Cybersecurity prowess requires defense in depth, and few enterprises meet that need.
The difference between high, medium and low cyber maturity levels comes down to three sets of practices — planning, activities and board engagement, according to Deloitte.
The most sophisticated and highest performing enterprises plan for defense and cyberthreat response, actively assess risks and meet industry benchmarks and regularly address cyber-related issues at the board level.
”While no organization is completely immune to a cyberattack, an organization’s cyber maturity with built-in resilience, allowing them to adapt and pivot with their dynamic security posture, may enable quicker recovery after a breach,” Deborah Golden, Deloitte’s U.S. cyber and strategic risk leader, said via email.
Among the 1,110 large organizations Deloitte assessed for its Global Future of Cyber Survey, just 1 in 5 adhere to most or all of the standards set by Deloitte for a high cyber maturity grade.
Among the remaining 80%, there’s a near-even split between organizations graded at the medium and low cyber maturity level.
“All three of the segments (low, medium and high) spanned industries as well as organization size and revenue — indicating that maturity level may not be significantly dependent on a company’s industry or size,” the report said.
Deloitte’s research was based on a survey of cybersecurity decision makers at the director level or higher. Respondents represent organizations across 20 countries with at least 1,000 employees and $500 million in annual revenue.
CISOs play a critical role for cyber maturity, but many of the most mature organizations meet planning, activities and board involvement standards through enterprise wide efforts, according to Deloitte.
“Viewing cyber as an enterprise wide matter is important,” Golden said. “Taking a unified approach with cyber initiatives can help better position organizations to confidently operate in today’s complex threat environment.”
High-maturity organizations distribute cyber responsibilities throughout the organization by establishing governing bodies, companywide or board level incident-response simulations, annual cyber awareness training and providing regular updates to the board to secure funding.
Organizations in technology, media, telecom, government, energy, resources and industrials implement more of cyber activities than the overall average. Meanwhile, businesses in financial services, life sciences, healthcare, energy, resources and industrials are ahead of the curve on cyber planning strategies, according to Deloitte.
Some of these efforts can deliver a high impact on security at a relatively low cost. This includes more than 40% of the 37 minimum cybersecurity performance goals outlined in October by the Cybersecurity and Infrastructure Security Agency.

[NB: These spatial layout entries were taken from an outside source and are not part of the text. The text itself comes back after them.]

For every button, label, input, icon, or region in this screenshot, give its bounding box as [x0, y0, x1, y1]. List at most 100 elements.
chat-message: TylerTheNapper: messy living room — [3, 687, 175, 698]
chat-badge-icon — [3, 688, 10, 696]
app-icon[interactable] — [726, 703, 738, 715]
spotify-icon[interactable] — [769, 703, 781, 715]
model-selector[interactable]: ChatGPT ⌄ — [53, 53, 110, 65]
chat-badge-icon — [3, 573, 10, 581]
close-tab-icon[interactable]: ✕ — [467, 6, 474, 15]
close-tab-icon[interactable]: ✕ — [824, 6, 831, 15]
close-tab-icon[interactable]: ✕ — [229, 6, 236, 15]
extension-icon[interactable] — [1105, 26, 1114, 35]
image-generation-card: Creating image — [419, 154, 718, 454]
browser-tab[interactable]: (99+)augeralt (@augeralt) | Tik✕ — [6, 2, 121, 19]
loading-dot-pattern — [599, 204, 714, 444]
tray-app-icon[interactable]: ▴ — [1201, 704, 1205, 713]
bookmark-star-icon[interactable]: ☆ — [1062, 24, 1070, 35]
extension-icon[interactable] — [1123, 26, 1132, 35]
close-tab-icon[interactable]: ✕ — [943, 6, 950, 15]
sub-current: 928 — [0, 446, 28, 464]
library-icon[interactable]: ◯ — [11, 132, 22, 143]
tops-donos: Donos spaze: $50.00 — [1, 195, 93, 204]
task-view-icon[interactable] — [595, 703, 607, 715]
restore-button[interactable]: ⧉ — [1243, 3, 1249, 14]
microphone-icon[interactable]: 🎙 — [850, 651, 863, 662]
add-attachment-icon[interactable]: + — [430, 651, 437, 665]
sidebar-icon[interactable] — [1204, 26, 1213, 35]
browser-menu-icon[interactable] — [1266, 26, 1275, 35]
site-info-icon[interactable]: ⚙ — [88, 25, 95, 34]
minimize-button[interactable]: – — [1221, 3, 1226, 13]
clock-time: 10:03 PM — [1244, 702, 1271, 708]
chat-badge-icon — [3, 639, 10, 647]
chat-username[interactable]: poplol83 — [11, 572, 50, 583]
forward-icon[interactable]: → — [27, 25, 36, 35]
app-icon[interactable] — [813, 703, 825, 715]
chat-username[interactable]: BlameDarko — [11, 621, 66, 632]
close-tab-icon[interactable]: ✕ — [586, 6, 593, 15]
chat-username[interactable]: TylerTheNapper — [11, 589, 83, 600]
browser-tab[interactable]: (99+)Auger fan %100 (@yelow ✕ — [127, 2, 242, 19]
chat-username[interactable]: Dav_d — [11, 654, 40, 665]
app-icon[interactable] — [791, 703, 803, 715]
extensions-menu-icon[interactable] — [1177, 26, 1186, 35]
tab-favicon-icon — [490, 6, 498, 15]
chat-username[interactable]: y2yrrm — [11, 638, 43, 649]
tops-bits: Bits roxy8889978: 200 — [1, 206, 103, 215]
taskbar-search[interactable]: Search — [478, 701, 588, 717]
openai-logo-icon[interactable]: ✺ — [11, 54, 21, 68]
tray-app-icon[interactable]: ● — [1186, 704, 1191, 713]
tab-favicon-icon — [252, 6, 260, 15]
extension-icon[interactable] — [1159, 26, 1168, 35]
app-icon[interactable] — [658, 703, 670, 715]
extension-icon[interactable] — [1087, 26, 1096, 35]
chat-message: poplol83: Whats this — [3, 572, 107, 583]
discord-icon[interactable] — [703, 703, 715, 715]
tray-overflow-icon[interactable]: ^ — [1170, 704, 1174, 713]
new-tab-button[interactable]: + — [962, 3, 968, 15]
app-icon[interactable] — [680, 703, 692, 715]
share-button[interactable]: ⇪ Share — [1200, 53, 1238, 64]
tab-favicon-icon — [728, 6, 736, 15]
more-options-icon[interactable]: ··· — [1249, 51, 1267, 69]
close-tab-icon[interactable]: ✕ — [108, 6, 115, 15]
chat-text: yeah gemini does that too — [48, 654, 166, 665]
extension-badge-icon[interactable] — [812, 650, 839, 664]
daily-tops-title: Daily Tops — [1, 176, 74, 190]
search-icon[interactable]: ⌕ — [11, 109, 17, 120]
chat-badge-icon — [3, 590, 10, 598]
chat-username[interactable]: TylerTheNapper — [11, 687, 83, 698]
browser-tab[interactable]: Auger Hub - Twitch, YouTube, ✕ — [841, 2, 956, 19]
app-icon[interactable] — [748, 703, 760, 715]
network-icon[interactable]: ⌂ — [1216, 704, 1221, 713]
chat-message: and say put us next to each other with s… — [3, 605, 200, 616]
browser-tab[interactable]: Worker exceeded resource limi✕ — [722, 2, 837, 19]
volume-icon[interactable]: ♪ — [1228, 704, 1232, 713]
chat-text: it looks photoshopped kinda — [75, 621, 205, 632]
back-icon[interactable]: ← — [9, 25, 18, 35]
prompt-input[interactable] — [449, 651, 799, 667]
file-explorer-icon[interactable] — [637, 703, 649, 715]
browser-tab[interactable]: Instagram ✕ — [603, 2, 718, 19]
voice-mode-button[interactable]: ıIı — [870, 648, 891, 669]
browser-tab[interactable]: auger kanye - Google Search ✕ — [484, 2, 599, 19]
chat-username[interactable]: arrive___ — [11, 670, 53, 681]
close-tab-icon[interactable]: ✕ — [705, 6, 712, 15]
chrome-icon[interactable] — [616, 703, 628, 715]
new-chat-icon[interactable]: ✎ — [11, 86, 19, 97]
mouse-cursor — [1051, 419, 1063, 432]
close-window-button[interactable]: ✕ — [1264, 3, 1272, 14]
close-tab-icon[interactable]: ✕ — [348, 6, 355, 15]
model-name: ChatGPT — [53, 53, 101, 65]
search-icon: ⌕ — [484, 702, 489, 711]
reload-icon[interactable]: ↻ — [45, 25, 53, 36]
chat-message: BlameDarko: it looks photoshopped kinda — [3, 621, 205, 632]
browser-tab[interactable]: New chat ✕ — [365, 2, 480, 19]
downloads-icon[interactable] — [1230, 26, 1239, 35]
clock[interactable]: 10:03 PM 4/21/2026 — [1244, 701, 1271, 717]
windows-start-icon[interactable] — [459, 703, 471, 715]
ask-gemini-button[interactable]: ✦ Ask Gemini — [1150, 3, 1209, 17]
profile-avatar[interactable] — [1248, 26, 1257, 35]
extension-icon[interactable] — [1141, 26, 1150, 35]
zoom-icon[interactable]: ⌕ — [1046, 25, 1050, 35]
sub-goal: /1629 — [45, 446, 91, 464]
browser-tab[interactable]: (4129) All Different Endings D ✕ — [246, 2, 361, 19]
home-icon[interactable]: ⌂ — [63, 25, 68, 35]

Enterprises that meet higher maturity levels aren’t just recognizing benefits typically associated with cybersecurity, such as greater resiliency, risk prevention and detection. More than half of the organizations with high cyber maturity reported a higher confidence to try new things and positive impacts on trust and efficiency, the report said.
Other commonly cited benefits from cyber initiatives include improved brand reputation, operational stability, customer trust, long-term sustainability, talent recruitment and increased revenue. The highest performers, according to Deloitte, get more of that subsequent value across every strategy measure.